Essay · What AI Cannot Do
Taste
The thing that knows when nothing is wrong but it isn't right.
Every model in 2026 can produce a paragraph with correct grammar, a logical structure, and a clean transition into the next idea. It can do this faster than I can read. It will do this for every prompt I give it, forever.
What it can't do is look at three of those paragraphs side by side and tell me which one is actually good.
Taste is the muscle that knows when something is technically correct and spiritually off. It's the editor reading your draft who says this works, but the third paragraph is doing something the rest of the piece isn't doing, and I think you have to cut it. It's the designer who can't quite say why the kerning is wrong but knows you'll regret shipping it. It's the researcher who realizes the analysis is sound but the question was the wrong question to ask.
It's not preference. It's not picky. It's a learned, embodied sense of fit — between the work and what the work is trying to be. And it gets sharper the longer you sit with the form. Writers develop taste by reading ten thousand sentences. Photographers by looking at ten thousand photos.
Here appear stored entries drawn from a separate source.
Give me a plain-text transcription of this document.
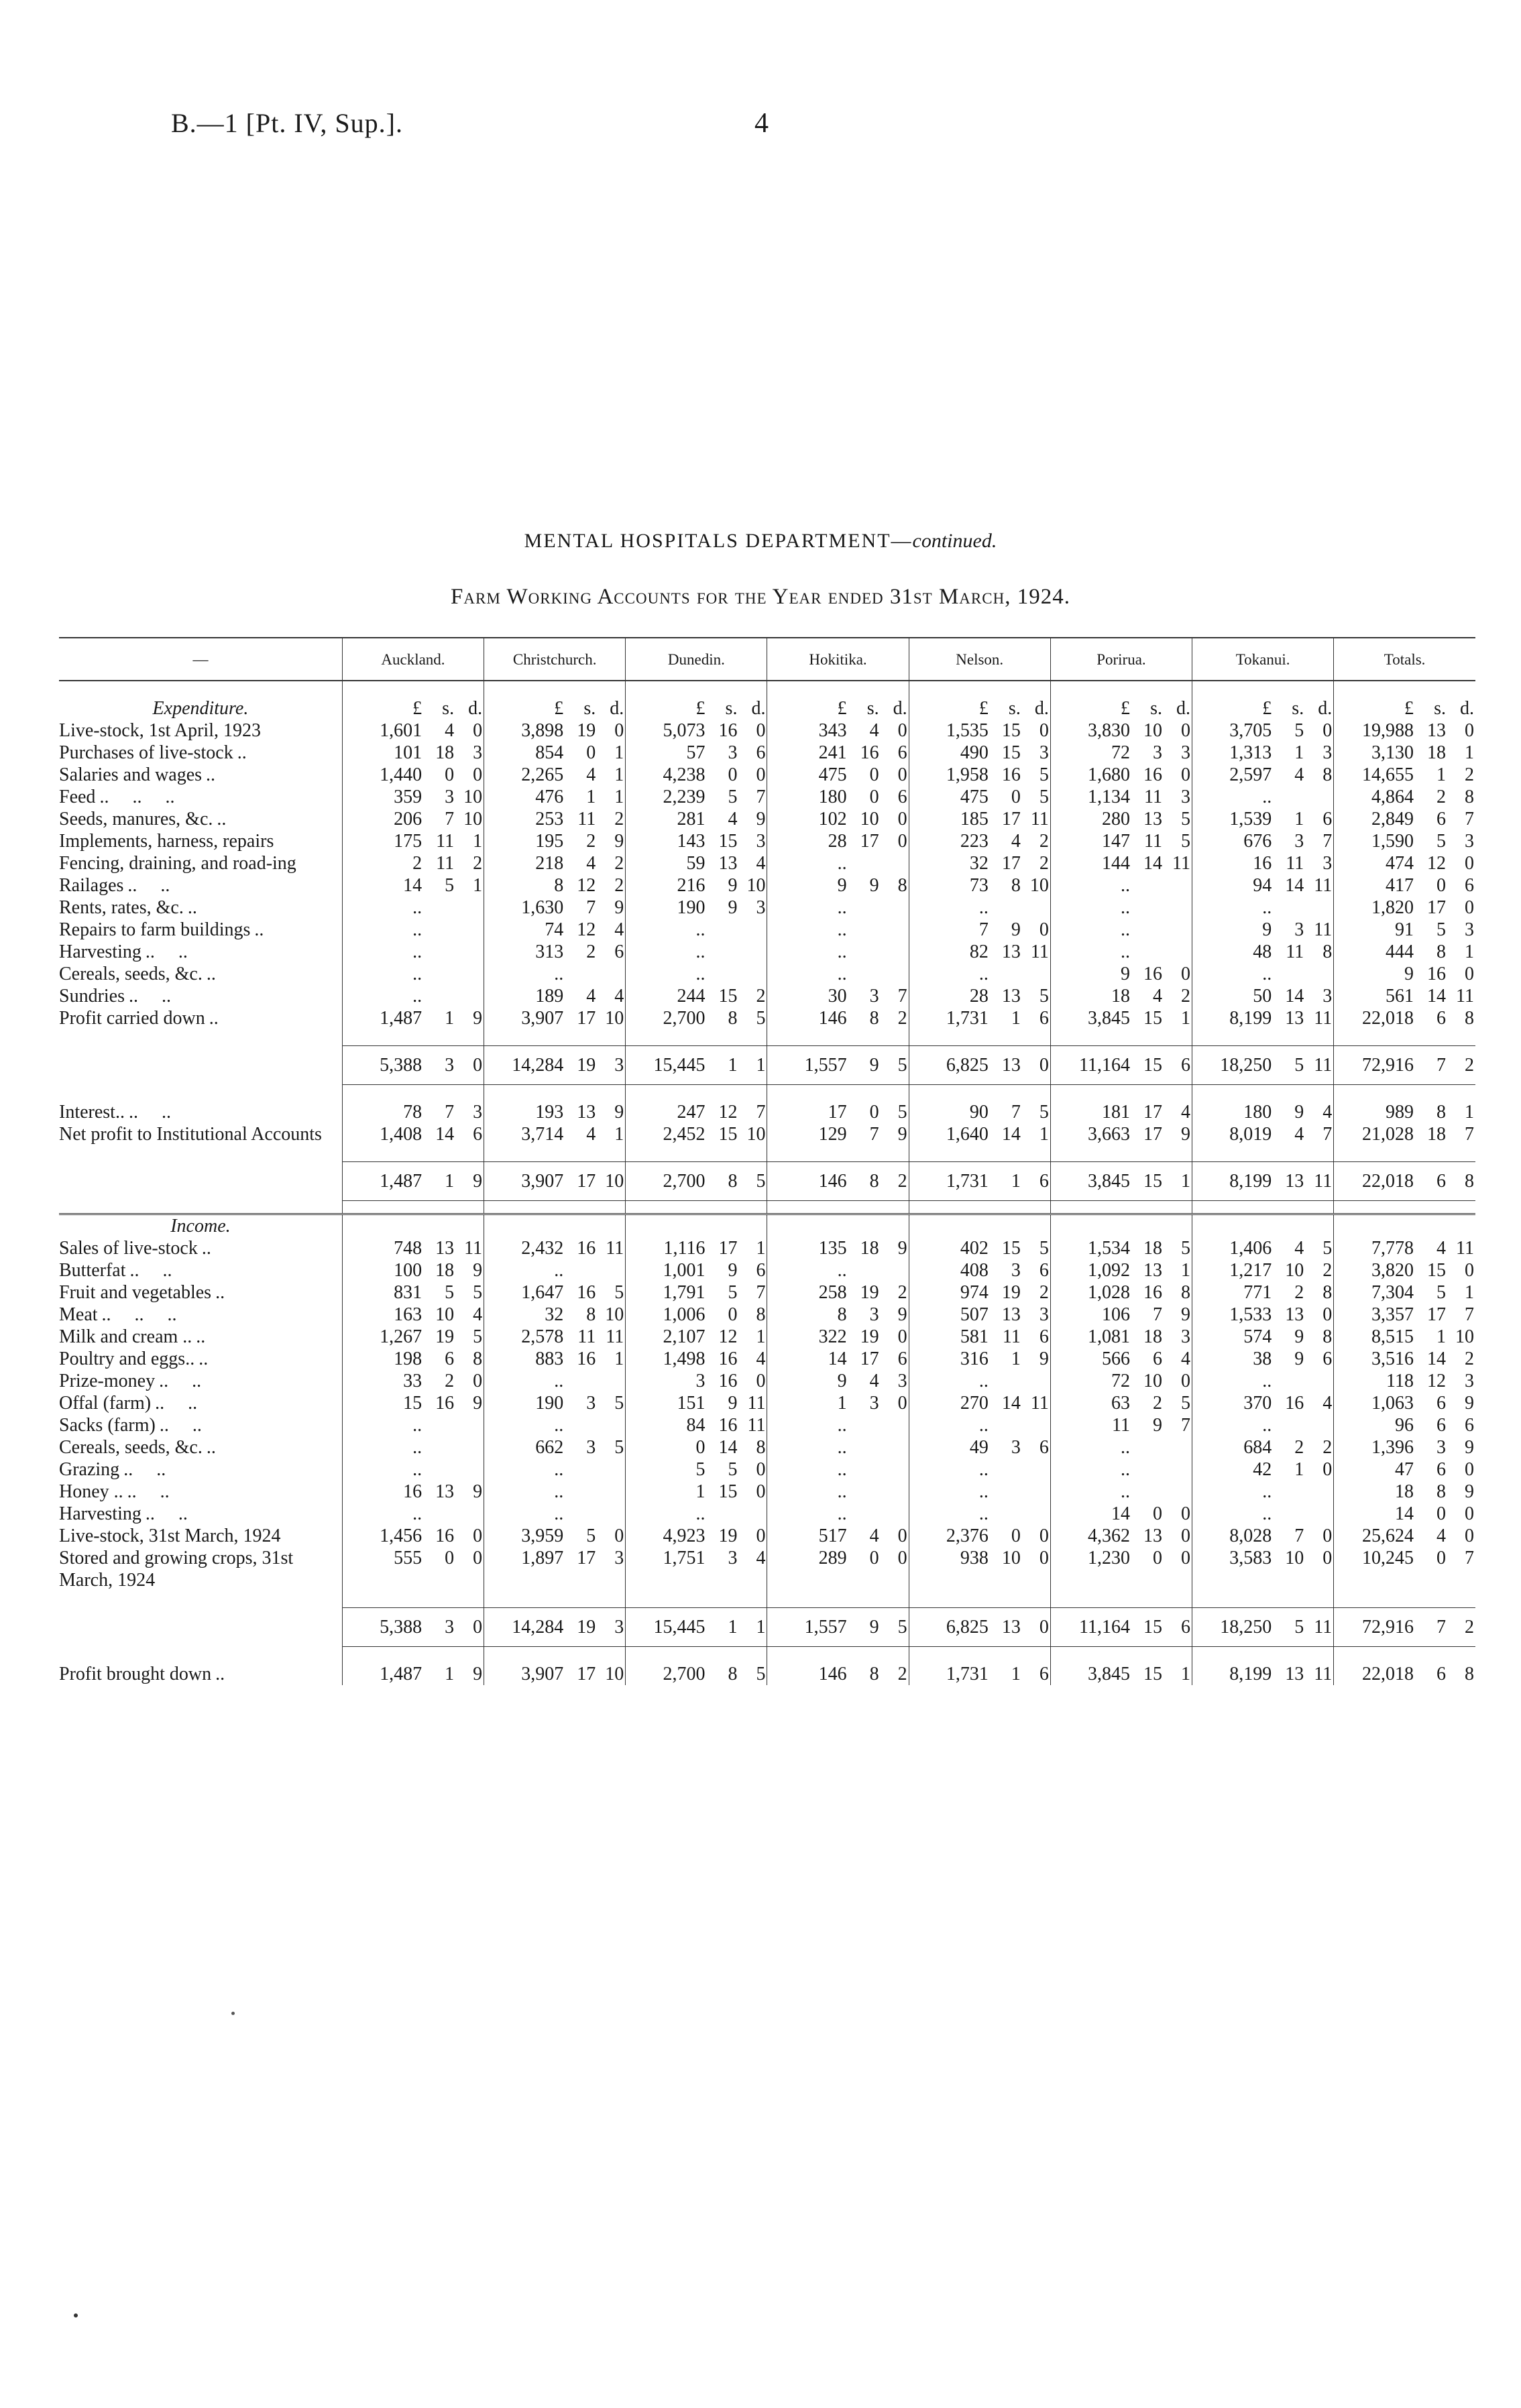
B.—1 [Pt. IV, Sup.].	4
MENTAL HOSPITALS DEPARTMENT—continued.
Farm Working Accounts for the Year ended 31st March, 1924.
—	Auckland.	Christchurch.	Dunedin.	Hokitika.	Nelson.	Porirua.	Tokanui.	Totals.

Expenditure.	£ s. d.	£ s. d.	£ s. d.	£ s. d.	£ s. d.	£ s. d.	£ s. d.	£ s. d.

Live-stock, 1st April, 1923	1,601 4 0	3,898 19 0	5,073 16 0	343 4 0	1,535 15 0	3,830 10 0	3,705 5 0	19,988 13 0

Purchases of live-stock ..	101 18 3	854 0 1	57 3 6	241 16 6	490 15 3	72 3 3	1,313 1 3	3,130 18 1

Salaries and wages ..	1,440 0 0	2,265 4 1	4,238 0 0	475 0 0	1,958 16 5	1,680 16 0	2,597 4 8	14,655 1 2

Feed ..     ..     ..	359 3 10	476 1 1	2,239 5 7	180 0 6	475 0 5	1,134 11 3	..	4,864 2 8

Seeds, manures, &c. ..	206 7 10	253 11 2	281 4 9	102 10 0	185 17 11	280 13 5	1,539 1 6	2,849 6 7

Implements, harness, repairs	175 11 1	195 2 9	143 15 3	28 17 0	223 4 2	147 11 5	676 3 7	1,590 5 3

Fencing, draining, and road-ing	2 11 2	218 4 2	59 13 4	..	32 17 2	144 14 11	16 11 3	474 12 0

Railages ..     ..	14 5 1	8 12 2	216 9 10	9 9 8	73 8 10	..	94 14 11	417 0 6

Rents, rates, &c. ..	..	1,630 7 9	190 9 3	..	..	..	..	1,820 17 0

Repairs to farm buildings ..	..	74 12 4	..	..	7 9 0	..	9 3 11	91 5 3

Harvesting ..     ..	..	313 2 6	..	..	82 13 11	..	48 11 8	444 8 1

Cereals, seeds, &c. ..	..	..	..	..	..	9 16 0	..	9 16 0

Sundries ..     ..	..	189 4 4	244 15 2	30 3 7	28 13 5	18 4 2	50 14 3	561 14 11

Profit carried down ..	1,487 1 9	3,907 17 10	2,700 8 5	146 8 2	1,731 1 6	3,845 15 1	8,199 13 11	22,018 6 8

	5,388 3 0	14,284 19 3	15,445 1 1	1,557 9 5	6,825 13 0	11,164 15 6	18,250 5 11	72,916 7 2

Interest.. ..     ..	78 7 3	193 13 9	247 12 7	17 0 5	90 7 5	181 17 4	180 9 4	989 8 1

Net profit to Institutional Accounts	1,408 14 6	3,714 4 1	2,452 15 10	129 7 9	1,640 14 1	3,663 17 9	8,019 4 7	21,028 18 7

	1,487 1 9	3,907 17 10	2,700 8 5	146 8 2	1,731 1 6	3,845 15 1	8,199 13 11	22,018 6 8

Income.								
Sales of live-stock ..	748 13 11	2,432 16 11	1,116 17 1	135 18 9	402 15 5	1,534 18 5	1,406 4 5	7,778 4 11

Butterfat ..     ..	100 18 9	..	1,001 9 6	..	408 3 6	1,092 13 1	1,217 10 2	3,820 15 0

Fruit and vegetables ..	831 5 5	1,647 16 5	1,791 5 7	258 19 2	974 19 2	1,028 16 8	771 2 8	7,304 5 1

Meat ..     ..     ..	163 10 4	32 8 10	1,006 0 8	8 3 9	507 13 3	106 7 9	1,533 13 0	3,357 17 7

Milk and cream .. ..	1,267 19 5	2,578 11 11	2,107 12 1	322 19 0	581 11 6	1,081 18 3	574 9 8	8,515 1 10

Poultry and eggs.. ..	198 6 8	883 16 1	1,498 16 4	14 17 6	316 1 9	566 6 4	38 9 6	3,516 14 2

Prize-money ..     ..	33 2 0	..	3 16 0	9 4 3	..	72 10 0	..	118 12 3

Offal (farm) ..     ..	15 16 9	190 3 5	151 9 11	1 3 0	270 14 11	63 2 5	370 16 4	1,063 6 9

Sacks (farm) ..     ..	..	..	84 16 11	..	..	11 9 7	..	96 6 6

Cereals, seeds, &c. ..	..	662 3 5	0 14 8	..	49 3 6	..	684 2 2	1,396 3 9

Grazing ..     ..	..	..	5 5 0	..	..	..	42 1 0	47 6 0

Honey .. ..     ..	16 13 9	..	1 15 0	..	..	..	..	18 8 9

Harvesting ..     ..	..	..	..	..	..	14 0 0	..	14 0 0

Live-stock, 31st March, 1924	1,456 16 0	3,959 5 0	4,923 19 0	517 4 0	2,376 0 0	4,362 13 0	8,028 7 0	25,624 4 0

Stored and growing crops, 31st March, 1924	555 0 0	1,897 17 3	1,751 3 4	289 0 0	938 10 0	1,230 0 0	3,583 10 0	10,245 0 7

	5,388 3 0	14,284 19 3	15,445 1 1	1,557 9 5	6,825 13 0	11,164 15 6	18,250 5 11	72,916 7 2

Profit brought down ..	1,487 1 9	3,907 17 10	2,700 8 5	146 8 2	1,731 1 6	3,845 15 1	8,199 13 11	22,018 6 8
You build taste by accumulating the kind of attention that AI can't shortcut.
The interesting thing about working with AI tools is that they raise the floor and lower the ceiling at the same time. They make average output trivially easy. They make exceptional output harder to spot, because the average is now so high. The corollary: taste, the thing that knows what exceptional actually is, is now more valuable than it's ever been.
If you spend your day producing things — code, writing, images, decisions, arguments — the question isn't whether AI can match your speed. It can. The question is whether anyone in the room can tell when the answer is right and when it's just plausible. That's not a function you can prompt for. You earn it by paying attention.